Tra di loro a spiccare è stato proprio Mohamed Dagalo, detto Hemmeti. Nel 2007 ha guidato un ammutinamento dei Janjaweed per protestare contro il ritardo degli stipendi a favore dei combattenti. Si è così guadagnato popolarità tra i miliziani, divenendone leader. Le Rsf, secondo diversi analisti, altro non sarebbero che Janjaweed in divisa. Con Hemmeti quale capo incontrastato.
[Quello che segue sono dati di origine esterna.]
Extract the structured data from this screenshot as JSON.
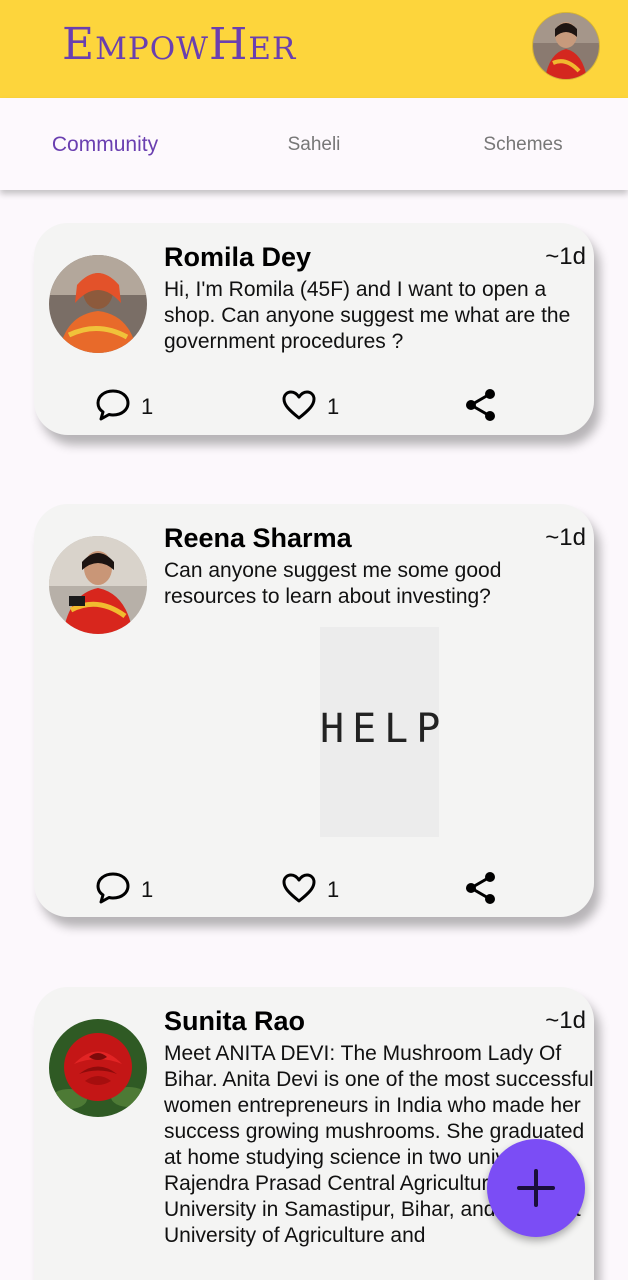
{
  "app": {
    "title": "EmpowHer"
  },
  "tabs": [
    {
      "label": "Community"
    },
    {
      "label": "Saheli"
    },
    {
      "label": "Schemes"
    }
  ],
  "posts": [
    {
      "author": "Romila Dey",
      "time": "~1d",
      "text": "Hi, I'm Romila (45F) and I want to open a shop. Can anyone suggest me what are the government procedures ?",
      "comments": "1",
      "likes": "1"
    },
    {
      "author": "Reena Sharma",
      "time": "~1d",
      "text": "Can anyone suggest me some good resources to learn about investing?",
      "image_text": "HELP",
      "comments": "1",
      "likes": "1"
    },
    {
      "author": "Sunita Rao",
      "time": "~1d",
      "text": "Meet ANITA DEVI: The Mushroom Lady Of Bihar. Anita Devi is one of the most successful women entrepreneurs in India who made her success growing mushrooms. She graduated at home studying science in two universities, Rajendra Prasad Central Agricultural University in Samastipur, Bihar, and GB Pant University of Agriculture and"
    }
  ],
  "icons": {
    "comment": "comment-icon",
    "like": "heart-icon",
    "share": "share-icon",
    "add": "plus-icon"
  },
  "colors": {
    "appbar": "#fdd53c",
    "brand": "#6a3fb0",
    "fab": "#7b4df5",
    "card": "#f4f4f3"
  }
}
Il numero uno delle Rsf ha sfruttato questa posizione per diventare l'uomo più ricco e influente del Sudan. Con i suoi uomini nel 2017 ha occupato diverse miniere di oro e sarebbe lui oggi a gestire le esportazioni del prezioso materiale all'estero. Sotto il profilo politico, Hemmeti sarebbe inoltre molto vicino all'Arabia Saudita. Un contingente delle Rsf ha partecipato infatti all'azione di Riad in Yemen nel 2015. Non sono pochi i rapporti, specie negli Stati Uniti, in cui si accusa Hemmeti di essere vicino anche ai russi della Wagner.

Su AgenziaNova, è stato sottolineato come il 24 febbraio 2022, giorno di inizio della guerra in Ucraina, il leader paramilitare sudanese era a Mosca.